Batam, Dinamikaglobaltimes.id – Aliansi Mahasiswa Kota Batam menggelar diskusi publik bertajuk “Wacana Perubahan PP No. 46 Tahun 2007 tentang Kawasan Bebas dan Pelabuhan Bebas Batam” di RM Kondang, Batu Aji, Batam, Senin (22/9/2025).
Kegiatan ini menghadirkan dua narasumber utama, yakni akademisi hukum Dr. Diki Zukriadi, SH., MH., M.Kn., serta Ketua Himpunan Nelayan Seluruh Indonesia (HNSI) Provinsi Kepulauan Riau, Distrawandi. Diskusi diikuti mahasiswa dari berbagai kampus di Batam, di antaranya Universitas Ibnu Sina, Universitas Riau Kepulauan (Unrika), dan Universitas Putera Batam (UPB).
Akademisi Tekankan Kajian Akademis
Dalam pemaparannya, Dr. Diki menekankan pentingnya diskusi ini sebagai wadah mahasiswa dan masyarakat menyampaikan pandangan terkait rencana revisi Peraturan Pemerintah (PP) No. 46 Tahun 2007. Menurutnya, perubahan kebijakan ini tidak bisa dipandang sepele karena menyangkut kewenangan strategis Badan Pengusahaan (BP) Batam.
“Kegiatan ini bertujuan untuk mengawal PP No. 46 Tahun 2007, khususnya dalam hal kewenangan BP Batam.
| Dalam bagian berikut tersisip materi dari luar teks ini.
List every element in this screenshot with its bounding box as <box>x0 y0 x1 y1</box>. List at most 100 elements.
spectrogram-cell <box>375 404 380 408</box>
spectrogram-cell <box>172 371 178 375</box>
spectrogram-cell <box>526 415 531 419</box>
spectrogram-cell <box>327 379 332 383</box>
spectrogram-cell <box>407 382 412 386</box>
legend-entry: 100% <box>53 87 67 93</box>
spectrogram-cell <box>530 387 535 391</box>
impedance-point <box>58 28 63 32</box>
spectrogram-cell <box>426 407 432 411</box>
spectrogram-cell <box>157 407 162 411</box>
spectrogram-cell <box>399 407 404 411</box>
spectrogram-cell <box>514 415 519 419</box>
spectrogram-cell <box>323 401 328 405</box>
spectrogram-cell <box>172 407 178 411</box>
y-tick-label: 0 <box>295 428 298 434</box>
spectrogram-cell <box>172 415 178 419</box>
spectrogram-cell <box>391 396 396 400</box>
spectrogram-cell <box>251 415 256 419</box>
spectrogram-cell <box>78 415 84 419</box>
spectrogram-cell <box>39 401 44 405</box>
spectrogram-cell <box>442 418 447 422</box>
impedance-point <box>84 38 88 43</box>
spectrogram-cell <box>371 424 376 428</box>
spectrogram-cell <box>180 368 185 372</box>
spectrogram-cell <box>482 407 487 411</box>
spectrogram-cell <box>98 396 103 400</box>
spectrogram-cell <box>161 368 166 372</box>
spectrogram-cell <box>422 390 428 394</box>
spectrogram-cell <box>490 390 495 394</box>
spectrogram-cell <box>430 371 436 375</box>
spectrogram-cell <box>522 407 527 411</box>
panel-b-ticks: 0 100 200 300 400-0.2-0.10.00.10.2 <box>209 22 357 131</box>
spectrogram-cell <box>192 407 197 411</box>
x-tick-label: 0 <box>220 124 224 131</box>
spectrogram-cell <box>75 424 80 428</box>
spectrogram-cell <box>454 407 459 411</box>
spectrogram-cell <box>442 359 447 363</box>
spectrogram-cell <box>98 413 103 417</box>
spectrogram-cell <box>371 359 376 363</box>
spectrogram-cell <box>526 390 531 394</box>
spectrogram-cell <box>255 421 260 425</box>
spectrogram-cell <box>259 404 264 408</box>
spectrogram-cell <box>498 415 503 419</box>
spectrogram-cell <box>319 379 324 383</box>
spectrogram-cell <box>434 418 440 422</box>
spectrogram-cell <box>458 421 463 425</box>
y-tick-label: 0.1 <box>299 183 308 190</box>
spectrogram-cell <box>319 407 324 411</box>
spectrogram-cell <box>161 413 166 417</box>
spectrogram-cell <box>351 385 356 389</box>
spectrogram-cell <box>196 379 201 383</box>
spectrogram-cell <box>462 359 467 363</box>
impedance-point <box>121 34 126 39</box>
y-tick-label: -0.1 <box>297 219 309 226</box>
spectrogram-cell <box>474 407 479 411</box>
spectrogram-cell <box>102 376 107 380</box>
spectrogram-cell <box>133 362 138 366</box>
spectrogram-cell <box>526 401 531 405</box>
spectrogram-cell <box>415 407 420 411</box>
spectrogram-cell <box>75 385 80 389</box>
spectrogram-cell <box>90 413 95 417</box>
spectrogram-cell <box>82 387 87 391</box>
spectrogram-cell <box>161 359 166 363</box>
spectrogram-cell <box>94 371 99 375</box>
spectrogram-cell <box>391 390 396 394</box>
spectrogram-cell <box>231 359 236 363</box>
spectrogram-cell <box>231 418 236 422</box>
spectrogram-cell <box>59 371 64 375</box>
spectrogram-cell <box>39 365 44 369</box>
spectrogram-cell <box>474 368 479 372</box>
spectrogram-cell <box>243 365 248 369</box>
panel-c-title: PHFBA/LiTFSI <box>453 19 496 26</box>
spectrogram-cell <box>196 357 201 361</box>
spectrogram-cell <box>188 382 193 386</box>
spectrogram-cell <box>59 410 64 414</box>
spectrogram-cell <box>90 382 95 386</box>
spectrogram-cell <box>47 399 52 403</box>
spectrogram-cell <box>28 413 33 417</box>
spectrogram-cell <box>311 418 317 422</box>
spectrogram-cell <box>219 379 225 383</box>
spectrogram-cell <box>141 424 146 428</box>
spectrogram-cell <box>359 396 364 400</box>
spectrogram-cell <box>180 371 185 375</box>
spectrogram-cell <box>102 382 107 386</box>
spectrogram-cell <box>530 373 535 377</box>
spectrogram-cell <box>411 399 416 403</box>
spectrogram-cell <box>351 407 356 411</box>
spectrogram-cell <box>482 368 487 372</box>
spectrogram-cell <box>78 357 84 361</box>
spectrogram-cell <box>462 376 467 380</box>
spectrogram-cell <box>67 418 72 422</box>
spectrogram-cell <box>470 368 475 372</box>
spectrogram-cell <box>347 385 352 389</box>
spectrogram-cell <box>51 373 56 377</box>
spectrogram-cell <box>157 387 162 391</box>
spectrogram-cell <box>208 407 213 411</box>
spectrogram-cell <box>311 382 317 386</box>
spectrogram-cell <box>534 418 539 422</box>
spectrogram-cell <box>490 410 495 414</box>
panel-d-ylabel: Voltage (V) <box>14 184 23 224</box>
Jika memang ada peluang revisi, masyarakat, termasuk mahasiswa, harus berpartisipasi memberikan masukan agar perubahan itu tidak hanya menguntungkan segelintir pihak,” jelas Diki.
Ia juga menyoroti wacana perluasan kewenangan BP Batam terhadap 14 pulau di sekitar Batam. Menurutnya, keputusan tersebut harus didasari kajian akademis dan teknis yang matang.
“Perlu dilihat apakah pulau-pulau itu cocok untuk pembangunan maupun investasi. Jika tidak, mengapa harus dipaksakan masuk kawasan FTZ (Free Trade Zone)? Kajian akademis penting agar pembangunan sesuai kebutuhan dan benar-benar bermanfaat bagi masyarakat luas,” tambahnya.
Nelayan Desak Transparansi
Sementara itu, Ketua HNSI Kepri, Distrawandi, menilai diskusi publik yang digagas mahasiswa merupakan langkah positif untuk mendorong transparansi pemerintah. Ia menyebut selama ini pembahasan revisi PP No. 46/2007 berlangsung tertutup dan kurang melibatkan masyarakat.
“Malam ini kita berdialog supaya pemerintah pusat, dalam hal ini Presiden Prabowo dan BP Batam, lebih transparan menjelaskan revisi ini. Apakah nanti diganti PP baru, dan apa saja yang diubah, semua itu harus jelas,” tegas Distrawandi.
Ia juga menekankan, kebijakan tersebut berpotensi berdampak langsung terhadap kehidupan masyarakat pesisir dan hinterland yang bergantung pada hasil laut.
“Kalau keputusan ini diambil diam-diam lalu ditandatangani Presiden, saya khawatir nelayan akan menanggung dampaknya bertahun-tahun. Pemerintah harus berpikir bukan hanya lima atau sepuluh tahun ke depan, tapi keberlangsungan hidup masyarakat pesisir untuk generasi mendatang,” ujarnya.
Mahasiswa Diminta Terus Mengawal
Diskusi yang berlangsung sengit malam itu menghasilkan sejumlah pandangan kritis dari mahasiswa. Para peserta menilai, perubahan PP No. 46 Tahun 2007 tidak boleh hanya berorientasi pada investasi, melainkan juga memperhatikan kesejahteraan masyarakat dan kelestarian ekosistem pesisir.
“Kami dari aktivis nelayan siap bersama mahasiswa dan masyarakat mengawal perubahan PP ini. Jangan sampai ada kebijakan yang memberikan keuntungan sesaat tetapi menimbulkan kerugian panjang bagi generasi berikutnya,” pungkas Distrawandi.
Acara ditutup dengan pembacaan tuntutan yang disepakati bersama oleh Aliansi Mahasiswa Kota Batam. Adapun poin tuntutan tersebut meliputi:
1. Menolak rencana perubahan PP No. 46 Tahun 2007.
2. Mendesak Presiden Republik Indonesia mengevaluasi kinerja BP Batam.
3. Menuntut pemerintah meningkatkan kesejahteraan masyarakat pulau, khususnya dalam bidang pendidikan, ekonomi, dan kesehatan.
Dengan adanya diskusi ini, mahasiswa Batam menegaskan komitmen mereka untuk terus mengawal wacana revisi PP No. 46 Tahun 2007, agar kebijakan yang diambil tidak merugikan masyarakat, terutama kelompok nelayan dan warga pesisir.